Most Americans See Gambling Addiction as a Public Health Issue. Washington Doesn’t – Yet.

By Heather L. Maurer, MA, CAE, Executive Director, National Council on Problem Gambling

 

For decades, problem gambling has been dismissed as a character flaw, a failure of willpower, or a shameful weakness rather than a mental health condition to be treated. That stigma has kept people from seeking help and policymakers from acting. Today, according to a national Harris Poll survey commissioned by the National Council on Problem Gambling (NCPG), nearly four in five Americans believe problem gambling is as serious as or more serious than alcohol or drug addiction. That is a meaningful cultural shift. And it makes the federal government’s inaction to date all the more inexcusable.

Congress now has a straightforward opportunity to respond. The bipartisan Providing Opportunities for Individuals In Need of Treatment & Support (POINTS) Act, introduced this month by a bi-partisan group of members of House of Representatives, would create the first dedicated federal funding stream for problem gambling prevention, treatment, and recovery. It doesn’t raise taxes. It simply redirects one-third of the federal excise tax on sports wagers — revenue the federal government is already collecting and which we estimate exceeded $300 million in fiscal year 2025 alone — into the infrastructure this crisis demands. The need is clear, and the mechanism is already in place. Congress should pass the POINTS Act without delay.

According to the American Gaming Association, Americans are expected to legally wager $3.3 billion on the 2026 NCAA basketball tournaments alone, a 54% increase over the past three years. As legal gambling expands and new digital betting products like prediction markets proliferate, the need for prevention and treatment infrastructure is growing just as quickly.

The urgency is real. Nearly 20 million Americans — 8 percent of adults — report experiencing indicators of a gambling problem many times in the past year. Behind those numbers are families in financial crisis, relationships fractured by secrecy and debt, and people who sought help but found none. The estimated social cost of problem gambling in the United States is $14 billion annually. Yet, the federal investment in addressing this problem is zero.

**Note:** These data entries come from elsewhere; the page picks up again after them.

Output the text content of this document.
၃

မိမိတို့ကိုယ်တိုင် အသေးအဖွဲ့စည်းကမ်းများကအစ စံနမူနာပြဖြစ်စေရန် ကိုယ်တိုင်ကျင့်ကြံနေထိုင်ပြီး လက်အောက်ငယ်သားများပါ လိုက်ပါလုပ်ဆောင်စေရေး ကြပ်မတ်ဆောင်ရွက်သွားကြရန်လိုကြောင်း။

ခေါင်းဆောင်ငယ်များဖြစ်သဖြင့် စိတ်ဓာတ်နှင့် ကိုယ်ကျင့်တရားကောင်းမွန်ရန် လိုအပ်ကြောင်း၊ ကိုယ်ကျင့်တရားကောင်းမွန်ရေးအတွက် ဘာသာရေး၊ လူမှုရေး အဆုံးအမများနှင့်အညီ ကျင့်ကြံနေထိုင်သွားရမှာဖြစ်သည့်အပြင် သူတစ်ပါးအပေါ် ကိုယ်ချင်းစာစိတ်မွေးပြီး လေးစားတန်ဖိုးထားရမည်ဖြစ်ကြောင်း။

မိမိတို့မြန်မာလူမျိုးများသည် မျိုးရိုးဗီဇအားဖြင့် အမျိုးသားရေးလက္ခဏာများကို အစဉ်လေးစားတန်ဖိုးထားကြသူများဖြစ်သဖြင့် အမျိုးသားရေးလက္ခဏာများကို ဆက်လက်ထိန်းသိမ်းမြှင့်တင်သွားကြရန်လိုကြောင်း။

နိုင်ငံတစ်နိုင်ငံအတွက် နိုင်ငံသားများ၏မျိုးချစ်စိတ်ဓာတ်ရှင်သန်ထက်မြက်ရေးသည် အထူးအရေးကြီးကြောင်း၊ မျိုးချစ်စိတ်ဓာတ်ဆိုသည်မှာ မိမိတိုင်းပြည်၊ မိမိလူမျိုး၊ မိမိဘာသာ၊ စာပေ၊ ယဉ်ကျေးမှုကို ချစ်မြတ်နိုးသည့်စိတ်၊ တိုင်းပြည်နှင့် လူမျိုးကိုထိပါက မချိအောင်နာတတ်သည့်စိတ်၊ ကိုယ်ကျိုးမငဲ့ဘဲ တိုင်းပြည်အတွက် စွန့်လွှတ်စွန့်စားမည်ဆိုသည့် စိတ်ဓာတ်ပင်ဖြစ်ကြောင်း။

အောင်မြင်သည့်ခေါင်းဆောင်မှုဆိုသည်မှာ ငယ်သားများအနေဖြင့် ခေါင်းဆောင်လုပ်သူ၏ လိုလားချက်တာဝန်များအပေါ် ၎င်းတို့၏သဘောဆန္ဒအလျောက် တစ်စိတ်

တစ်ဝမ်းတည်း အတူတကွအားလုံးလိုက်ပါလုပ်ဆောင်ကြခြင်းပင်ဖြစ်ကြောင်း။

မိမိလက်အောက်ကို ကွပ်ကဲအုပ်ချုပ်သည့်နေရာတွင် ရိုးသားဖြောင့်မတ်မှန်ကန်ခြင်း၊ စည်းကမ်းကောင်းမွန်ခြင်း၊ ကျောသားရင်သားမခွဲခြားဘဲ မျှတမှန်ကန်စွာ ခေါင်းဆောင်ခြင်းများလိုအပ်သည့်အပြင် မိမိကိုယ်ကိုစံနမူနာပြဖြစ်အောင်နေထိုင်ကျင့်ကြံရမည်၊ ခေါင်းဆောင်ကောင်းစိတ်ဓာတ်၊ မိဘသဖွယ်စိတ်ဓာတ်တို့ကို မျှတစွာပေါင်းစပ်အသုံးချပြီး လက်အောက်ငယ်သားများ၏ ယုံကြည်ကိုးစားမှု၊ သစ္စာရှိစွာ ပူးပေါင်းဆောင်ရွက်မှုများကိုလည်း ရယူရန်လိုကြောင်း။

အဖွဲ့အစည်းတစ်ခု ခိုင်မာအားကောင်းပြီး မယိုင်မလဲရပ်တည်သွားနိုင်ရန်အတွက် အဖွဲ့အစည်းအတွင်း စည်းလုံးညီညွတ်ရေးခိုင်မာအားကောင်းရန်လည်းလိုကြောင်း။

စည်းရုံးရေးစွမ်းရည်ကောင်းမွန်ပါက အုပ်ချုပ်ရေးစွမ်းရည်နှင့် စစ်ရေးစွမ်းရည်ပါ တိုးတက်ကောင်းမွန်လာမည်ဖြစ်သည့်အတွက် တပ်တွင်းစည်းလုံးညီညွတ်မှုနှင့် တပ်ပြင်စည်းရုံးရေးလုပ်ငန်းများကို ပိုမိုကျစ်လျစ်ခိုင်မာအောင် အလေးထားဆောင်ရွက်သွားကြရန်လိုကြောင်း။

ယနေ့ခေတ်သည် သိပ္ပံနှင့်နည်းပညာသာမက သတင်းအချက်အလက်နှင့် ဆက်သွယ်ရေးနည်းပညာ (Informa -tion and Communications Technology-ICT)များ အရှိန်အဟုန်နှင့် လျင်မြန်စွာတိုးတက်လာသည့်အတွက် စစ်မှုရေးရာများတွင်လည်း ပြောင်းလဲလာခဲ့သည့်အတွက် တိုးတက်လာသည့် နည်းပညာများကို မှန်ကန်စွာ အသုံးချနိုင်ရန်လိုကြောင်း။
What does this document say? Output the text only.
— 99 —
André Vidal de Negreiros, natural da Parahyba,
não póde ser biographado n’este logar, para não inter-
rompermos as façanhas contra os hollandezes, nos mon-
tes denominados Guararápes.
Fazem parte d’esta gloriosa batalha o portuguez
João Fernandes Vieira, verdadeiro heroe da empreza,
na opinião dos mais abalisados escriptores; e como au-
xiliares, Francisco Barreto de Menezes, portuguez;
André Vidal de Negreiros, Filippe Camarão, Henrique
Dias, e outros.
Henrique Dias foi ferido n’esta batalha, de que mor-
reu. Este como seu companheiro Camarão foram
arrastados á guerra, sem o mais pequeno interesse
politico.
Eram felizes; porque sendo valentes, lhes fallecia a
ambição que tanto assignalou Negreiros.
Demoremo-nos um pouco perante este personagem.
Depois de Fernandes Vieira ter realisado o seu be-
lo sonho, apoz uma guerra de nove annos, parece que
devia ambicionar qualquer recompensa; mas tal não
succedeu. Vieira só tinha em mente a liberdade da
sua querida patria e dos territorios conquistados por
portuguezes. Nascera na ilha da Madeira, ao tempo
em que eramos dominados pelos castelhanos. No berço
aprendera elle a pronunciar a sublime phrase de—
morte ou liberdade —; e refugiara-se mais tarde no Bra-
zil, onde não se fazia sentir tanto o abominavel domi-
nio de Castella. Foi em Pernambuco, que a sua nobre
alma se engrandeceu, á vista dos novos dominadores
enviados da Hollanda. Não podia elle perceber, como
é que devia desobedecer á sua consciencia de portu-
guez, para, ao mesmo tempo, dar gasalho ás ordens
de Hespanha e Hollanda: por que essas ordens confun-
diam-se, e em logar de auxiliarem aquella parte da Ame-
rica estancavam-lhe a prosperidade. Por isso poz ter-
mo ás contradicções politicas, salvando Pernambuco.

States, left to manage this crisis alone after decades of federal inaction, have responded unevenly at best. Some have built modest treatment programs funded by a mere slice of gambling revenues. Others have done almost nothing. Alaska, Alabama, Hawaii, Idaho, Mississippi, Montana, Utah, Texas, and the District of Columbia have failed to dedicate state level funding for problem gambling, even as most of these states permit legalized gambling. The message to anyone who develops a problem is unambiguous: the government was glad to license and tax the industry; it has no interest in the consequences.

Even where problem gambling programs exist, they are siloed and underfunded, with no national standard of care and no way to ensure that someone in crisis in one state receives anything like the support available in another. The POINTS Act would establish a competitive federal grant program administered through SAMHSA, giving states, tribes, and tribal organizations the stable, coordinated funding they need to build or expand programs that work. The POINTS Act lays the foundation for a national response that currently does not exist.

The federal leadership cannot be justified. Gambling disorder is classified in the DSM-5 as an addictive disorder, sharing neurological pathways with substance use disorders. The symptoms include loss of control, preoccupation, escalation, continued behavior despite serious harm, are clinically analogous. Substance use disorders are roughly seven times more prevalent than gambling disorders in the United States. Yet public funding for substance use services is 338 times greater.

Protections under the Americans with Disabilities Act (ADA) that apply to people recovering from substance use disorders do not reliably extend to people experiencing gambling addiction, leaving many without workplace protections available to those facing other recognized addictions. The POINTS Act would begin closing this gap, fund treatment, and equally important screening, early intervention, and the training that would allow the broader health system to identify and respond to people at risk.

The problem is also getting younger, and that should alarm everyone. Two-thirds of Americans aged 21 and older report having gambled before they turned 21, and 66% of adults say they are concerned about youth exposure to gambling and gambling-like activities. Prevention programs designed to reach young people exist, but most states simply lack the funding for widespread implementation.

Sports betting apps, online casinos, and gambling-adjacent features in video games have placed these experiences in front of our adolescents and young adults at a scale that existing frameworks were never built to handle. A recent analysis by NCPG and Vixio found that U.S. states meet, on average, only 32 of the 82 player protection standards outlined in NCPG’s Internet Responsible Gambling Standards. The window for early intervention is closing. Federal funding for prevention and youth-focused programming — exactly what the POINTS Act would support — is long overdue.

Rare in today’s Congress, the POINTS Act has true bipartisan support, introduced by Republicans and Democrats from Indiana, Oregon, Louisiana, and Iowa. It is the first bipartisan federal legislation in 15 years aimed at the general population affected by problem gambling.

Americans have come to recognize problem gambling as a public health issue. The federal government has not kept pace. Congress now has an opportunity to close that gap and build the first national safety net for millions of Americans at risk. The POINTS Act deserves swift passage.